For my recent travel story for the Star Tribune, I divulge five of my favorite grown-up hostels—the kind of hostels you would want to stay in even if you’re over 25, have your partner (or your parents) in tow, or generally believe that there’s a very good reason that “hostel” sounds like “hostile.”
Before I fell back in love with hostels, my relationship with them had hit a definite low point.
While traveling in the South of France a year and a half ago, I met up with my musician friend Sy in Toulouse, a city neither of us had ever been. Her email told me to meet her at La Petite Auberge de Saint-Sernin, a hostel near the Basilica of Saint Sernin, the oldest Roman church of its kind in the world.
But I had already made a halfhearted vow to swear off hostels, the way you might break off an exciting yet dubious romance that too often leaves you feeling regretful in the morning. And after years of enjoying the intimate conviviality and communal joie de vivre so particular to many hostels––as well as earning bragging rights to a few horror stories––I was throwing in the towel. Specifically, the thin, battered, postage-stamp size rental towel that costs around two euros at most hostel reception desks.
But Sy had already checked in, and I had agreed to join her. Upon arriving in the tiny, non-nonsense reception area, I found the hostel was cozy––if by cozy you as mean comfortably cramped as my old Brooklyn living room, with standard bunk beds stacked in a tiny co-ed room. A sleep-deprived Sy recounted her story of the drunk, foul-mouthed Russian metal band who had decamped in the room the night before. Between the yelling, the mess, the terrible proximity of the ensuite bathroom to the beds, and a particularly obnoxious lower-bunk assignation between the drummer and an equally drunk female visitor from another room, the night had been sheer hell.
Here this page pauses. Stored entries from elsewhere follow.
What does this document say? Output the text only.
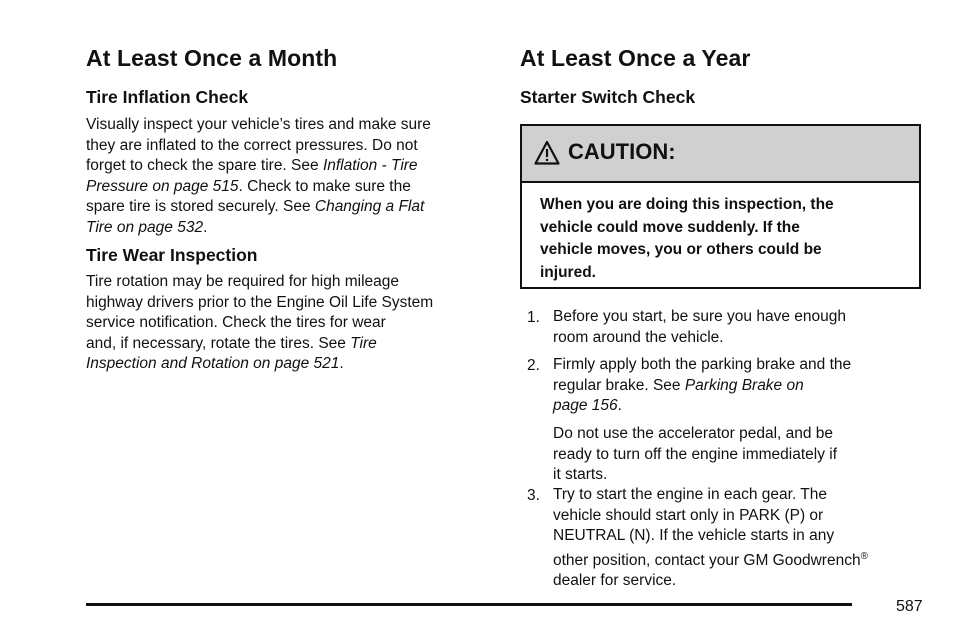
At Least Once a Month
Tire Inflation Check

Visually inspect your vehicle’s tires and make sure
they are inflated to the correct pressures. Do not
forget to check the spare tire. See Inflation - Tire
Pressure on page 515. Check to make sure the
spare tire is stored securely. See Changing a Flat
Tire on page 532.

Tire Wear Inspection

Tire rotation may be required for high mileage
highway drivers prior to the Engine Oil Life System
service notification. Check the tires for wear
and, if necessary, rotate the tires. See Tire
Inspection and Rotation on page 521.

At Least Once a Year
Starter Switch Check
CAUTION:
When you are doing this inspection, the
vehicle could move suddenly. If the
vehicle moves, you or others could be
injured.
1. Before you start, be sure you have enough
room around the vehicle.
2. Firmly apply both the parking brake and the
regular brake. See Parking Brake on
page 156.
Do not use the accelerator pedal, and be
ready to turn off the engine immediately if
it starts.
3. Try to start the engine in each gear. The
vehicle should start only in PARK (P) or
NEUTRAL (N). If the vehicle starts in any
other position, contact your GM Goodwrench®
dealer for service.
587
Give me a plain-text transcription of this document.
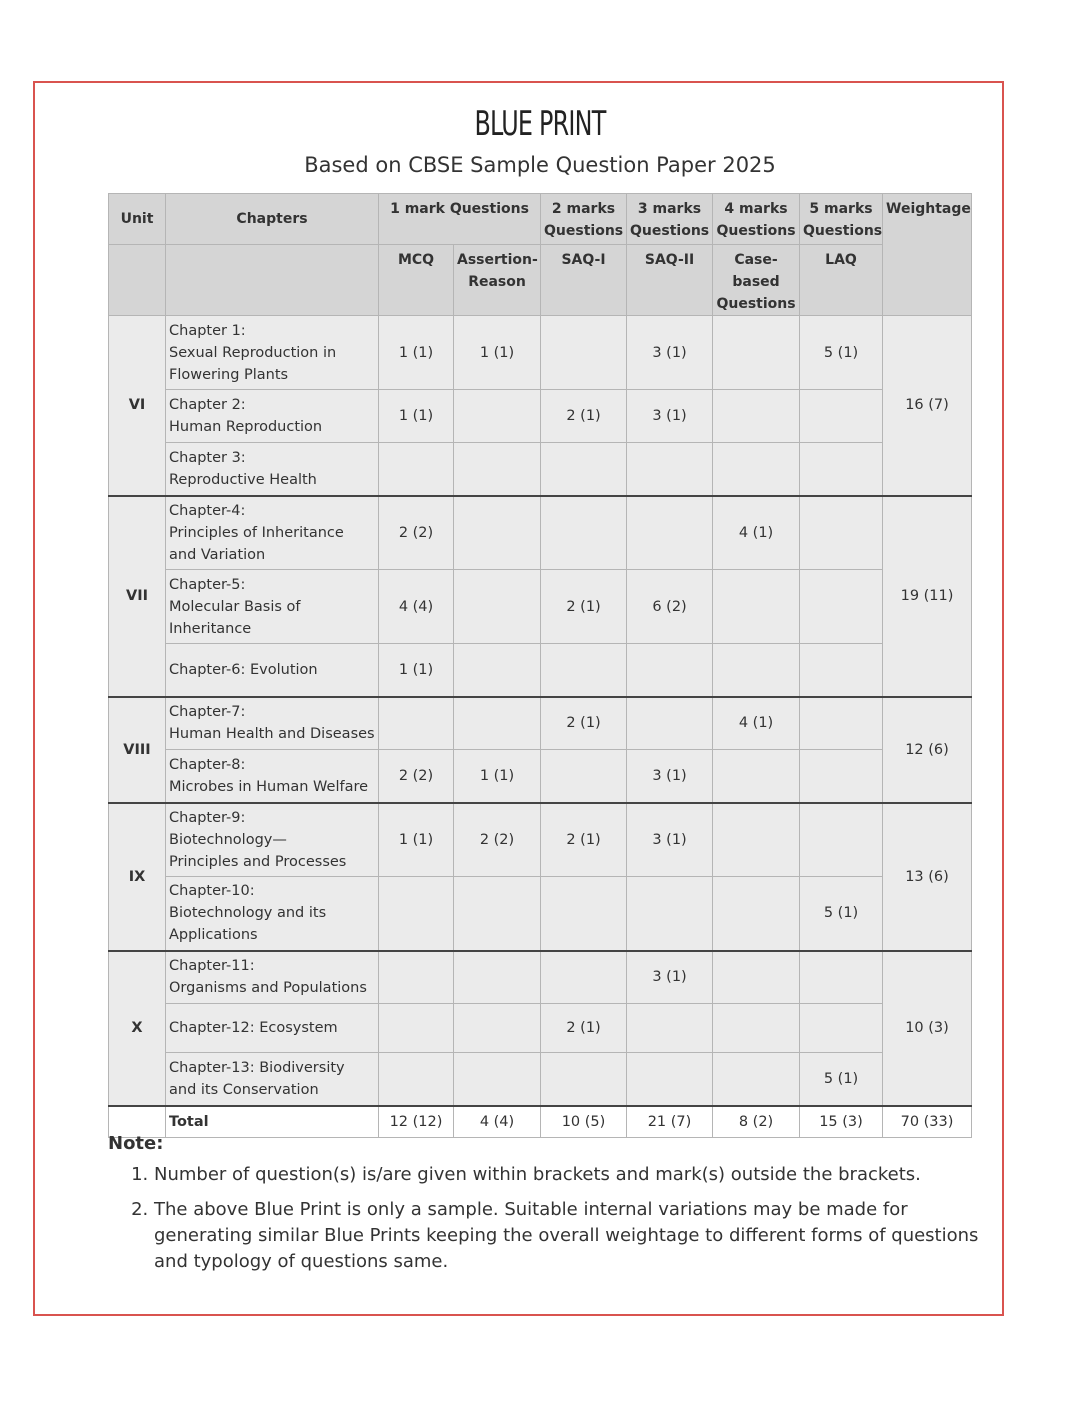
BLUE PRINT
Based on CBSE Sample Question Paper 2025
Unit	Chapters	1 mark Questions		2 marks Questions	3 marks Questions	4 marks Questions	5 marks Questions	Weightage
		MCQ	Assertion-Reason	SAQ-I	SAQ-II	Case-based Questions	LAQ	
VI	Chapter 1:
Sexual Reproduction in
Flowering Plants	1 (1)	1 (1)		3 (1)		5 (1)	16 (7)

	Chapter 2:
Human Reproduction	1 (1)		2 (1)	3 (1)			

	Chapter 3:
Reproductive Health							

VII	Chapter-4:
Principles of Inheritance
and Variation	2 (2)				4 (1)		19 (11)

	Chapter-5:
Molecular Basis of
Inheritance	4 (4)		2 (1)	6 (2)			

	Chapter-6: Evolution	1 (1)						
VIII	Chapter-7:
Human Health and Diseases			2 (1)		4 (1)		12 (6)

	Chapter-8:
Microbes in Human Welfare	2 (2)	1 (1)		3 (1)			
IX	Chapter-9:
Biotechnology—
Principles and Processes	1 (1)	2 (2)	2 (1)	3 (1)			13 (6)

	Chapter-10:
Biotechnology and its
Applications						5 (1)	
X	Chapter-11:
Organisms and Populations				3 (1)			10 (3)

	Chapter-12: Ecosystem			2 (1)				

	Chapter-13: Biodiversity
and its Conservation						5 (1)	
	Total	12 (12)	4 (4)	10 (5)	21 (7)	8 (2)	15 (3)	70 (33)
Note:
1. Number of question(s) is/are given within brackets and mark(s) outside the brackets.
2. The above Blue Print is only a sample. Suitable internal variations may be made for generating similar Blue Prints keeping the overall weightage to different forms of questions and typology of questions same.
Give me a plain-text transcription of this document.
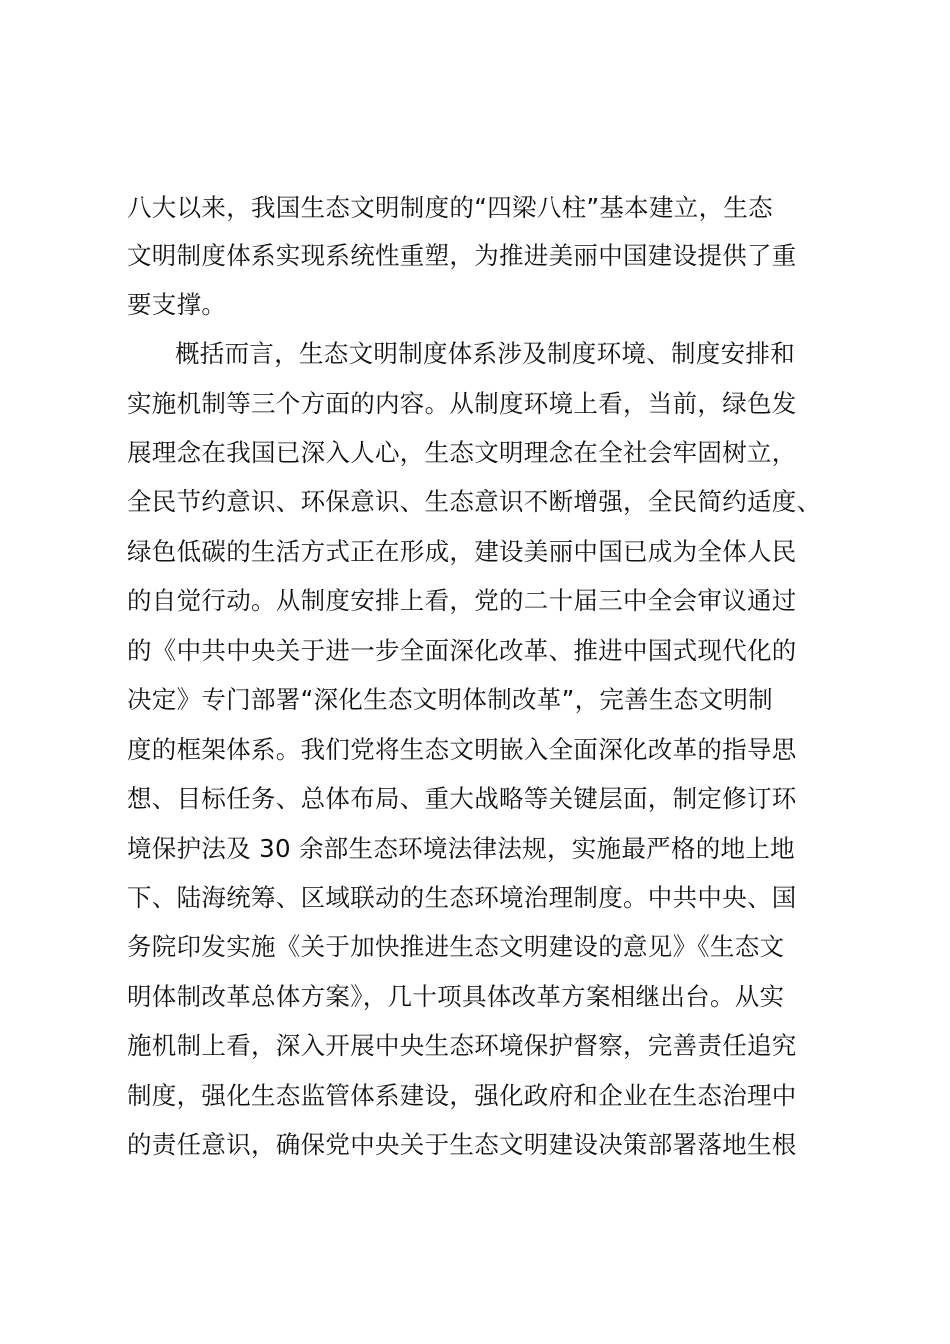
八大以来，我国生态文明制度的“四梁八柱”基本建立，生态
文明制度体系实现系统性重塑，为推进美丽中国建设提供了重
要支撑。
概括而言，生态文明制度体系涉及制度环境、制度安排和
实施机制等三个方面的内容。从制度环境上看，当前，绿色发
展理念在我国已深入人心，生态文明理念在全社会牢固树立，
全民节约意识、环保意识、生态意识不断增强，全民简约适度、
绿色低碳的生活方式正在形成，建设美丽中国已成为全体人民
的自觉行动。从制度安排上看，党的二十届三中全会审议通过
的《中共中央关于进一步全面深化改革、推进中国式现代化的
决定》专门部署“深化生态文明体制改革”，完善生态文明制
度的框架体系。我们党将生态文明嵌入全面深化改革的指导思
想、目标任务、总体布局、重大战略等关键层面，制定修订环
境保护法及 30 余部生态环境法律法规，实施最严格的地上地
下、陆海统筹、区域联动的生态环境治理制度。中共中央、国
务院印发实施《关于加快推进生态文明建设的意见》《生态文
明体制改革总体方案》，几十项具体改革方案相继出台。从实
施机制上看，深入开展中央生态环境保护督察，完善责任追究
制度，强化生态监管体系建设，强化政府和企业在生态治理中
的责任意识，确保党中央关于生态文明建设决策部署落地生根
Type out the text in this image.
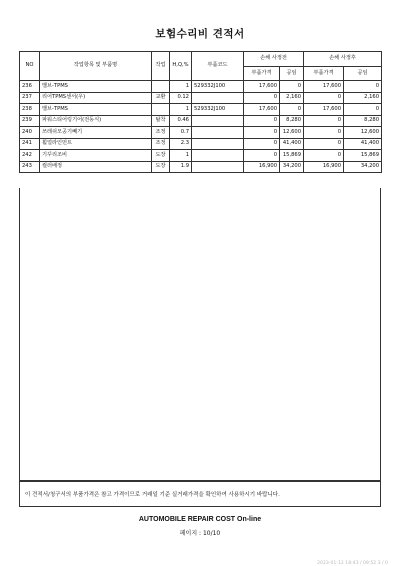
보험수리비 견적서
NO	작업항목 및 부품명	작업	H,Q,%	부품코드	손해 사정전		손해 사정후	
					부품가격	공임	부품가격	공임
236	밸브-TPMS		1	529332J100	17,600	0	17,600	0
237	리어TPMS센서(우)	교환	0.12		0	2,160	0	2,160
238	밸브-TPMS		1	529332J100	17,600	0	17,600	0
239	파워스티어링기어(전동식)	탈착	0.46		0	8,280	0	8,280
240	쓰레쉬모공기빼기	조정	0.7		0	12,600	0	12,600
241	휠얼라인먼트	조정	2.3		0	41,400	0	41,400
242	기꾸리조비	도장	1		0	15,869	0	15,869
243	컬러배정	도장	1.9		16,900	34,200	16,900	34,200
이 견적서/청구서의 부품가격은 참고 가격이므로 거래일 기준 실거래가격을 확인하여 사용하시기 바랍니다.
AUTOMOBILE REPAIR COST On-line
페이지 : 10/10
2023-01-12 18:43 / 09:52 3 / 0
Thankfully, they had departed. Tonight would be better, Sy promised.
And it was––at least for us. Yet as the hours trudged towards dawn, we heard a soft knock at the door and a plaintive request: was there a free bed in the room? The voice was young, American, female, and desperate in the peculiar way that a sleepless night in a hostel can make one desperate.
In the morning, Sy and I shuddered to hear the woman’s story. Let’s just say this: if penned by Sir Arthur Conan Doyle, it might have been called “The Case of the Young Male Traveler who Mistook Someone Else’s Backpack for a Toilet.”
I hadn’t had a hostel experience like this since I stayed in an Athens hostel where the condition of the showers intimated that I would actually be filthier post-shower. The man passed out drunk, face down, in front of my room looked like he had braved the shower himself.
When Sy and I left Toulouse and hopped on a train to lovely little Albi to see the Toulouse Lautrec Museum, we resolutely stayed in a hotel with a pretty little courtyard. It was conspicuously free of rock bands, Russian or otherwise. That night I vowed: no more hostels. Nada. Fin. Finito. Finished.
But then I found myself in Stockholm one February evening, balking at the price of a gloomy 2-star hotel whose grim décor resembled a Soviet version of IKEA. So, to save myself hundred of krona, I gave myself a one-time out and checked into a surprisingly cheap hostel with a sweet little café. And then I wound up spending a couple of weeks in Portugal. Did you know that Portugal is basically the world capital of amazing hostels? I’m talking phenomenally wonderful places that could take your mother to.
If you read the Star Tribune story, I talk about staying at Gallery Hostel in Porto and Home Hostel in Lisbon. Two other Porto hostels where I stayed and ate pretty fabulous multi-course communal dinners were Tattva Design Hostel and Yes! Hostel. Thanks to the amazing Christian from Hamburg for the latter recommendation.